Restoring a Cassandra node
The data on Apache Cassandra is replicated. Although a complete failure might be rare, data might get corrupted. In some cases, the hardware might crash, and the data might be lost. Therefore, it is necessary to take regular backups by taking snapshots of all Cassandra nodes. The snapshots can be used to roll back the Cassandra nodes to a known good state.
About this task
You can restore your Cassandra cluster to an earlier state at a specific point in time by using the snapshot feature of Cassandra.

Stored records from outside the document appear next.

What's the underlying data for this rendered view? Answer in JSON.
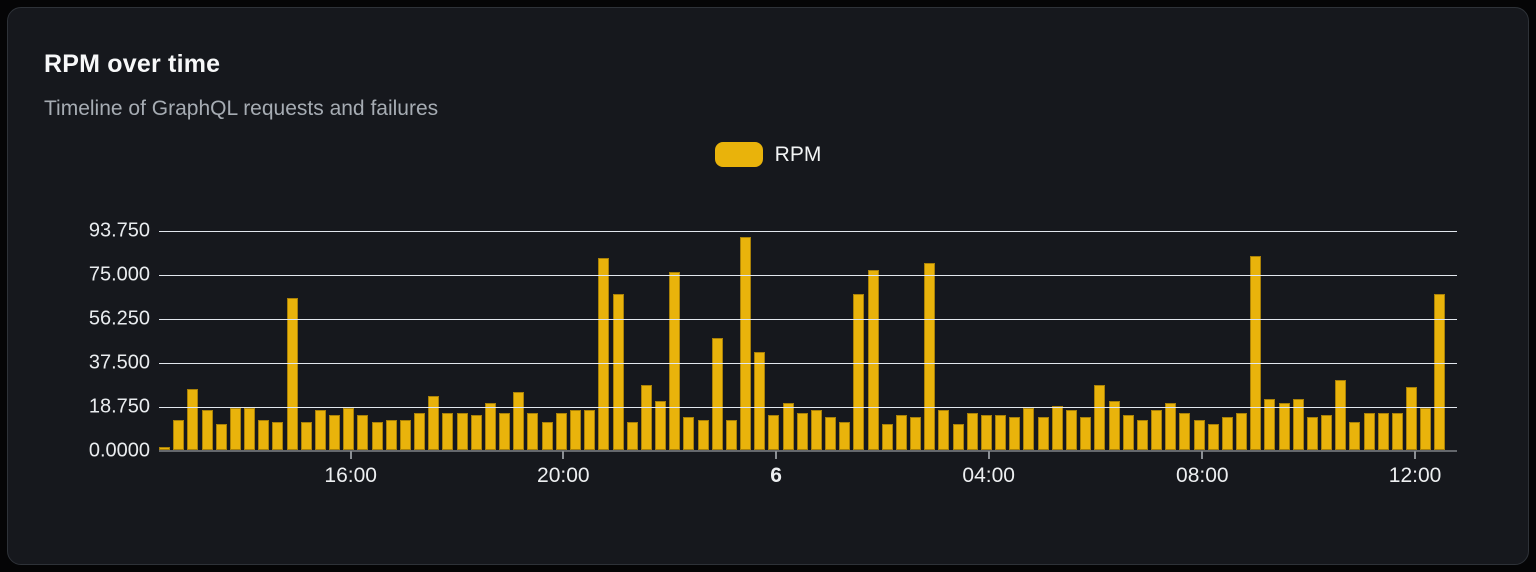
{
  "header": {
    "title": "RPM over time",
    "subtitle": "Timeline of GraphQL requests and failures"
  },
  "legend": {
    "items": [
      {
        "label": "RPM",
        "color": "#E9B30B"
      }
    ]
  },
  "colors": {
    "card_background": "#16181D",
    "card_border": "#2E3238",
    "page_background": "#050506",
    "bar": "#E9B30B",
    "gridline": "#E2E7EE",
    "axis_line": "#64676C",
    "title_text": "#F7F8F9",
    "subtitle_text": "#A6ACB3",
    "axis_label_text": "#E9ECEF"
  },
  "chart_data": {
    "type": "bar",
    "title": "RPM over time",
    "subtitle": "Timeline of GraphQL requests and failures",
    "xlabel": "",
    "ylabel": "",
    "ylim": [
      0,
      93.75
    ],
    "grid": true,
    "legend_position": "top-center",
    "bar_color": "#E9B30B",
    "y_ticks_desc": [
      "93.750",
      "75.000",
      "56.250",
      "37.500",
      "18.750",
      "0.0000"
    ],
    "x_ticks": [
      {
        "label": "16:00",
        "pos": 14.77,
        "bold": false
      },
      {
        "label": "20:00",
        "pos": 31.15,
        "bold": false
      },
      {
        "label": "6",
        "pos": 47.54,
        "bold": true
      },
      {
        "label": "04:00",
        "pos": 63.92,
        "bold": false
      },
      {
        "label": "08:00",
        "pos": 80.38,
        "bold": false
      },
      {
        "label": "12:00",
        "pos": 96.77,
        "bold": false
      }
    ],
    "series": [
      {
        "name": "RPM",
        "values": [
          1.5,
          13,
          26,
          17,
          11,
          18,
          18,
          13,
          12,
          65,
          12,
          17,
          15,
          18,
          15,
          12,
          13,
          13,
          16,
          23,
          16,
          16,
          15,
          20,
          16,
          25,
          16,
          12,
          16,
          17,
          17,
          82,
          67,
          12,
          28,
          21,
          76,
          14,
          13,
          48,
          13,
          91,
          42,
          15,
          20,
          16,
          17,
          14,
          12,
          67,
          77,
          11,
          15,
          14,
          80,
          17,
          11,
          16,
          15,
          15,
          14,
          18,
          14,
          19,
          17,
          14,
          28,
          21,
          15,
          13,
          17,
          20,
          16,
          13,
          11,
          14,
          16,
          83,
          22,
          20,
          22,
          14,
          15,
          30,
          12,
          16,
          16,
          16,
          27,
          18,
          67
        ]
      }
    ]
  }
}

Attention: It is best practice to restore failed or corrupted nodes by synchronizing
data from the remaining nodes. However, if data sync is not possible, or if you want to restore
nodes to a known earlier state, you can restore the nodes by using the snapshot feature. When you
use the snapshot, you might lose the data that was added to the cluster after the snapshot was
taken.
Procedure
To restore a Cassandra node, complete the following steps:
- Stop the Cassandra node.
- Clear the commit log by removing all the files in the commit log directory, such as rm /<installation directory>/apache-cassandra/commitlog/*.
-
Remove the database files for the required keyspaces, such as
rm /root/IBM/GlobalMailbox/apache-cassandra/data/{keyspace}/tablename-UUID/*.db
. -
Copy the latest snapshot directory contents for each keyspace to the data directory of the
keyspace, such as
cp -praf /<installation directory>/apache-cassandra/data/{keyspace}/tablename-UUID/snapshots/{snapshot_dir}/* /<installation directory>/apache-cassandra/data/{keyspace}/tablename-UUID
. - Restart the node.